With no channels of communication from the assembly line to the manager's office, the only outlets for worker dissatisfaction have been walkouts and confrontations. According to Stackpole, the quality control director, the shoe industry in the Dongguan area has encountered 10 or 12 walkouts over the last year, previously unheard of during his long experience in the region.
"As translated to us, they just wanted someone to listen to them," Stackpole added.
The walkouts were organized in advance but not by formal labor groups or permanent worker committees, he said, and most were resolved without violence within a few hours. Nevertheless, they signaled that docility among Chinese migrant workers can no longer be taken for granted.
In the latest unrest, about 1,000 workers staged a walkout on Nov. 7 at the Shanlin Technology appliance factory in nearby Guangzhou, demanding higher overtime pay and more days off, according to the government-run New China News Agency. The workers returned to the assembly line a day later after receiving assurances that overtime pay would rise by 12 cents to 36 cents an hour and that they would get two days off a month, the agency reported.

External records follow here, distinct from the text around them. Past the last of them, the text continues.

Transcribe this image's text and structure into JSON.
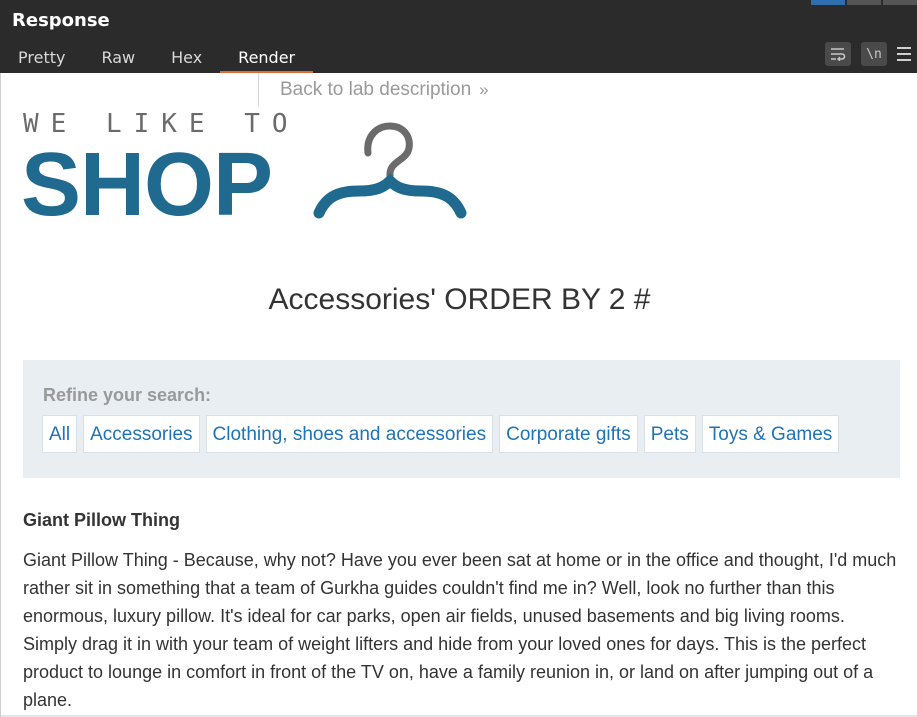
{
  "panel": {
    "title": "Response",
    "tabs": [
      "Pretty",
      "Raw",
      "Hex",
      "Render"
    ],
    "active_tab": "Render",
    "toolbar": {
      "wrap_icon": "word-wrap-icon",
      "newline_label": "\\n",
      "menu_icon": "hamburger-menu-icon"
    }
  },
  "page": {
    "back_link": "Back to lab description",
    "back_chevron": "»",
    "logo": {
      "tagline": "WE LIKE TO",
      "brand": "SHOP",
      "icon": "hanger-icon"
    },
    "heading": "Accessories' ORDER BY 2 #",
    "refine": {
      "label": "Refine your search:",
      "filters": [
        "All",
        "Accessories",
        "Clothing, shoes and accessories",
        "Corporate gifts",
        "Pets",
        "Toys & Games"
      ]
    },
    "product": {
      "name": "Giant Pillow Thing",
      "description": "Giant Pillow Thing - Because, why not? Have you ever been sat at home or in the office and thought, I'd much rather sit in something that a team of Gurkha guides couldn't find me in? Well, look no further than this enormous, luxury pillow. It's ideal for car parks, open air fields, unused basements and big living rooms. Simply drag it in with your team of weight lifters and hide from your loved ones for days. This is the perfect product to lounge in comfort in front of the TV on, have a family reunion in, or land on after jumping out of a plane."
    }
  },
  "colors": {
    "panel_bg": "#2b2b2b",
    "active_tab_underline": "#e06b35",
    "brand_blue": "#1f6a8e",
    "link_blue": "#1f73b7",
    "refine_bg": "#e8eef2"
  }
}
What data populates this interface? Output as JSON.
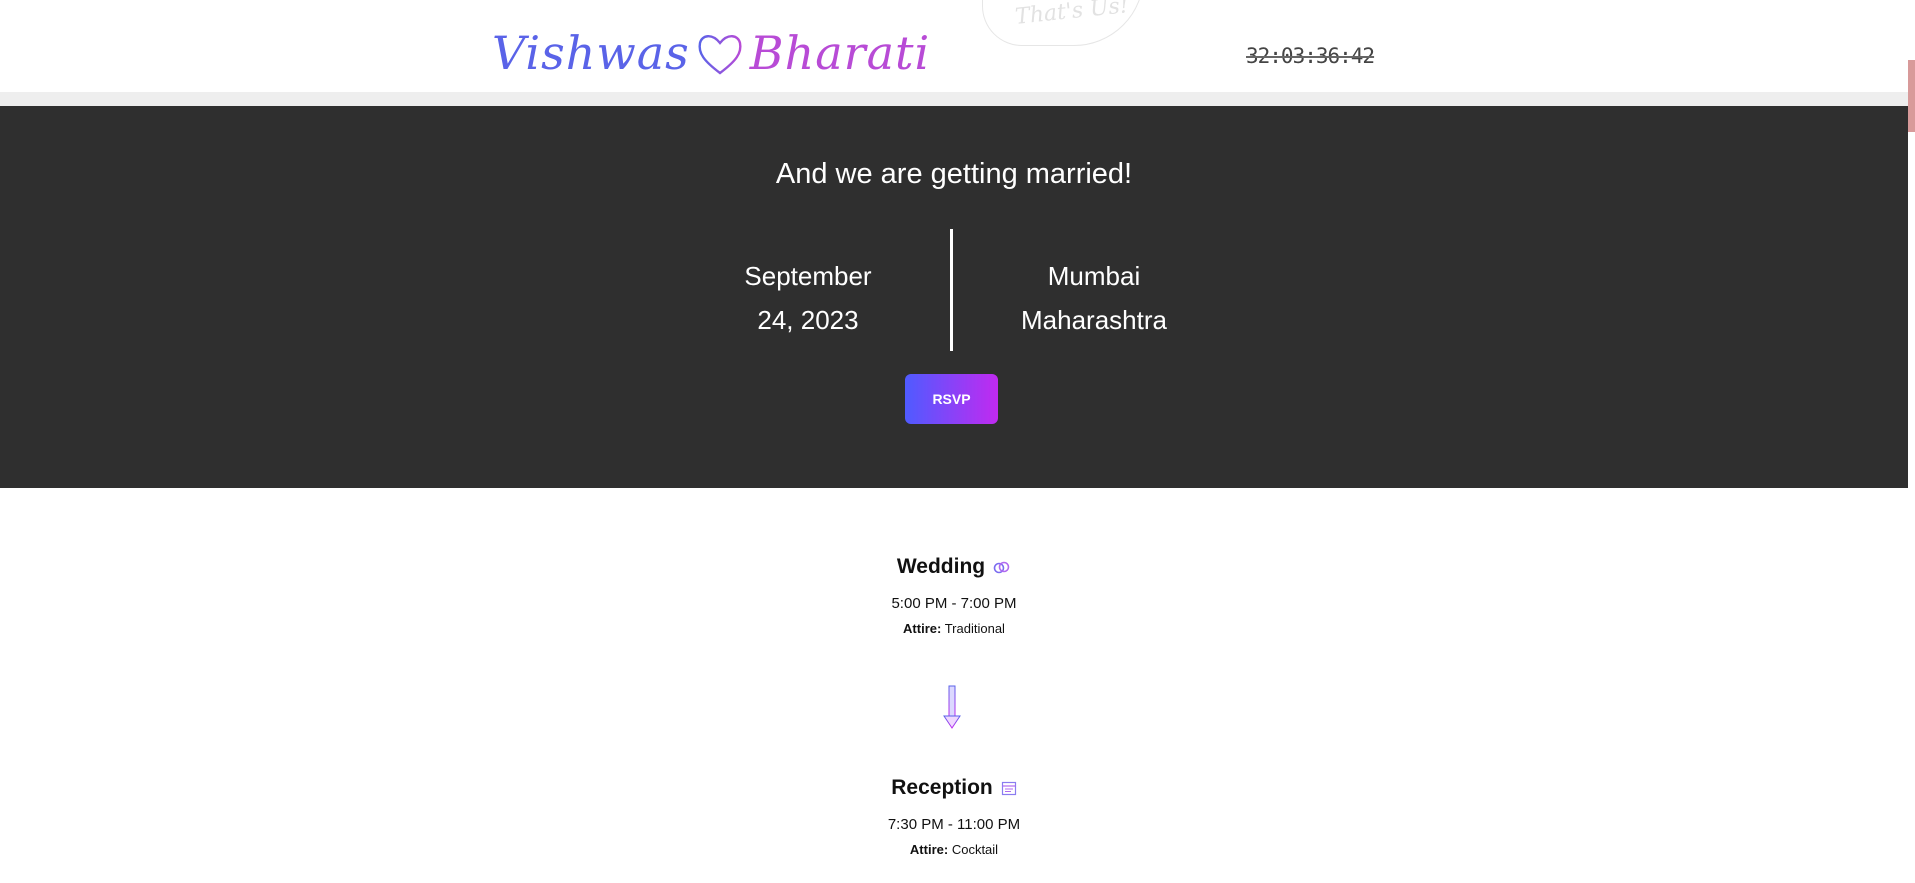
{
  "header": {
    "logo_groom": "Vishwas",
    "logo_bride": "Bharati",
    "stamp_text": "That's Us!",
    "countdown": "32:03:36:42"
  },
  "hero": {
    "title": "And we are getting married!",
    "date_line1": "September",
    "date_line2": "24, 2023",
    "place_line1": "Mumbai",
    "place_line2": "Maharashtra",
    "rsvp_label": "RSVP"
  },
  "events": [
    {
      "title": "Wedding",
      "icon": "rings-icon",
      "time": "5:00 PM - 7:00 PM",
      "attire_label": "Attire:",
      "attire_value": "Traditional"
    },
    {
      "title": "Reception",
      "icon": "calendar-icon",
      "time": "7:30 PM - 11:00 PM",
      "attire_label": "Attire:",
      "attire_value": "Cocktail"
    }
  ],
  "colors": {
    "hero_bg": "#2f2f2f",
    "brand_blue": "#4f5bff",
    "brand_purple": "#c12af0"
  }
}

Chiang said the first of his company's two walkouts erupted in March over complaints about food in the company cafeteria and an error in the amount of wages docked for vacation time during the Chinese New Year. The second, which produced the violent rioting and injuries, occurred a month later, encouraged by local employment brokers who used to earn commissions for job placements but had been replaced by a company employment office, he said.
"I had my head in how to make beautiful shoes," he explained in an interview. "I wasn't paying enough attention to" the human resources department."
Police arrested 10 workers this summer after investigating the two strikes. Five were recently sentenced to jail terms, and the others await sentencing. Stella has offered to pay support to their families and announced that it backs efforts by their Beijing-based lawyer, Gao Zhisheng, to lodge an appeal.
In the trial of one worker, Chen Nanliu, Gao conceded that what happened at Stella's factories was "inappropriate." But he blamed the explosion on "clear and pressing social causes, namely the fact that our society today permits and encourages the most naked forms of social injustice."
In a provocative summation to the court, Gao compared the lot of Dongguan shoe workers to that of pre-communist Chinese laborers, who he said were victims of capitalist exploitation under the U.S.-backed Nationalist government until Mao Zedong's communists triumphed in 1949.
"What distinguishes the present situation, however, is that in those days the Communist Party stood alongside the workers in their fight against capitalist exploitation," he added, "whereas today the Communist Party is fighting shoulder-to-shoulder with the coldblooded capitalists in their struggle against the workers."
At the factories, workers have circulated copies of Gao's statement for reading in the dormitory, according to Robin Munro, an activist at the Hong Kong-based China Labor Bulletin.
Stella's management, meanwhile, has organized an "executive mailbox" where workers can drop written complaints. It started a magazine to air workers' views and fostered new workers' committees, which, according to Chiang, can meet with management to forward workers' concerns to the top.
"We would never have done this kind of thing a year ago," he said.
Ironically, Stella factories have earned a reputation among local workers as one of the better places to find a job. With landscaped grounds and well-maintained buildings where young men and women walk about with color-coded shirts that denote their tasks, Stella compounds in some ways resemble Chinese university campuses.
"Many workers want to find a job here," said Chen Hua, 27, an Anhui province native who lined up for an interview in front of a Stella plant. "The competition is keen."